Another hurdle that inland and smaller coastal ports frequently encountered under the Port Infrastructure Development Program was a requirement that the proposed project be shown to be “cost effective.” While this might appear at first to be a reasonable requirement for making grants with taxpayer dollars, as a practical matter it placed smaller ports at a disadvantage relative to the larger ports. Because smaller ports typically handle less cargo than the larger ports, the same piece of cargo-handling equipment, for example, would likely have greater utilization at a larger port than at a smaller port.

Prior to the NDAA amendments, there was a provision allowing MARAD to waive the cost-benefit analysis and to establish a “simplified, alternative basis” for determining whether a project is cost effective for a small project. The NDAA amendments did away with the cost-benefit analysis requirement altogether for projects proposed by eligible small ports. Instead, the criteria for evaluating projects proposed for the grants reserved for smaller ports now give those ports the opportunity to justify such projects on a broader basis. Projects proposed by smaller ports for the reserved funding are to be evaluated taking into account “the economic advantage and the contribution to freight transportation at a port,” “the competitive disadvantage of such a port,” and “the degree to which a project would promote the enhancement and efficiencies of a port.”

As with other grants made under the Port Infrastructure Development Program, a grant from the funding reserved for smaller ports is generally limited to 80% of the total costs of the project, but such a grant is now eligible for MARAD to increase the Federal share above 80%, which previously had been available only for grants to projects located in rural areas.

Several new provisions are worth noting in connection with the share of the project costs that are to be paid by the grant recipient. First, the law now states explicitly that the recipient’s share may be incurred before the date on which the grant is provided.

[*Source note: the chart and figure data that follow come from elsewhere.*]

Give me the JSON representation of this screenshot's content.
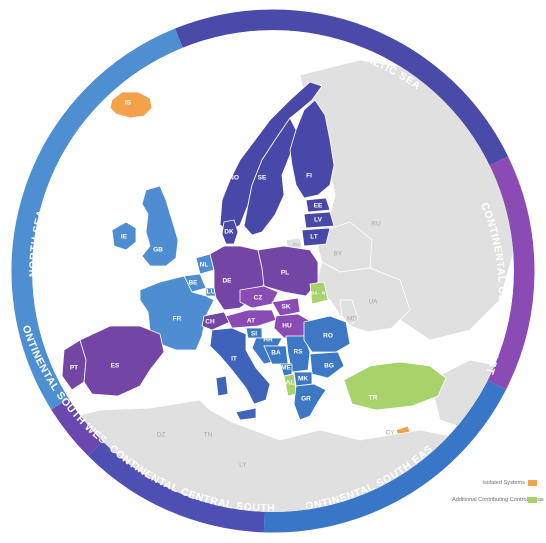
{
  "colors": {
    "ring_north_sea": "#4e8fd2",
    "ring_baltic_sea": "#4a4aa8",
    "ring_continental_central_east": "#8a4cb4",
    "ring_continental_south_east": "#3876c8",
    "ring_continental_central_south": "#4e4fb2",
    "ring_continental_south_west": "#6a48b0",
    "nordic": "#4848a8",
    "north_sea": "#4f8dd2",
    "central_south": "#3f63b9",
    "central_east": "#8a4cb4",
    "south_west": "#7346a6",
    "south_east": "#3d78c4",
    "additional": "#a8d26a",
    "isolated": "#f3a24b",
    "land_other": "#e0e0e0"
  },
  "regions": {
    "north_sea": "NORTH SEA",
    "baltic_sea": "BALTIC SEA",
    "continental_central_east": "CONTINENTAL CENTRAL EAST",
    "continental_south_east": "CONTINENTAL SOUTH EAST",
    "continental_central_south": "CONTINENTAL CENTRAL SOUTH",
    "continental_south_west": "CONTINENTAL SOUTH WEST"
  },
  "countries": {
    "IS": "IS",
    "NO": "NO",
    "SE": "SE",
    "FI": "FI",
    "EE": "EE",
    "LV": "LV",
    "LT": "LT",
    "DK": "DK",
    "IE": "IE",
    "GB": "GB",
    "NL": "NL",
    "BE": "BE",
    "LU": "LU",
    "DE": "DE",
    "PL": "PL",
    "FR": "FR",
    "CZ": "CZ",
    "SK": "SK",
    "CH": "CH",
    "AT": "AT",
    "HU": "HU",
    "SI": "SI",
    "HR": "HR",
    "BA": "BA",
    "RS": "RS",
    "RO": "RO",
    "BG": "BG",
    "IT": "IT",
    "ME": "ME",
    "AL": "AL",
    "MK": "MK",
    "GR": "GR",
    "PT": "PT",
    "ES": "ES",
    "BA_N": "BA - N",
    "TR": "TR",
    "CY": "CY",
    "RU": "RU",
    "BY": "BY",
    "UA": "UA",
    "MD": "MD",
    "DZ": "DZ",
    "TN": "TN",
    "LY": "LY",
    "RU_K": "RU"
  },
  "legend": {
    "isolated": "Isolated Systems",
    "additional": "Additional Contributing Control Areas"
  }
}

This allows the recipient to use its own funds to get an initial phase or stage of a project under way if the completion of that portion of the project would still be useful even if the grant application was not approved.

Second, the recipient’s share can be in the form of a loan agreement, a commitment from investors, cash on the recipient’s balance sheet, or other contributions that are acceptable to MARAD. This reflects the practical reality that the grant recipient’s share might be coming through some form of financing, but with the lender, investor, or other financing source being unwilling actually to disburse funds until the grant application is approved.

Third, the NDAA amendments specifically provide that MARAD may not require as a condition of issuing a grant that the grant recipient obtain direct ownership of either a facility or equipment to be procured using the grant funds, or that any equipment procured with the grant funds be new. The first provision allows for the frequently used method of lease financing, in which title to the facility or equipment is held by the leasing subsidiary of a financial institution, with the grant recipient having possession and use of the facility or equipment. The second provision reflects the practical reality that, especially for smaller ports, previously used equipment might be what they can afford while still meeting their needs.

It now remains for MARAD to provide procedures and forms to implement the changes that have been made in the Port Infrastructure Development Program for smaller inland and coastal ports, and to issue a Notice of Funding Opportunity for the Program under the FY 2021 Appropriations Act.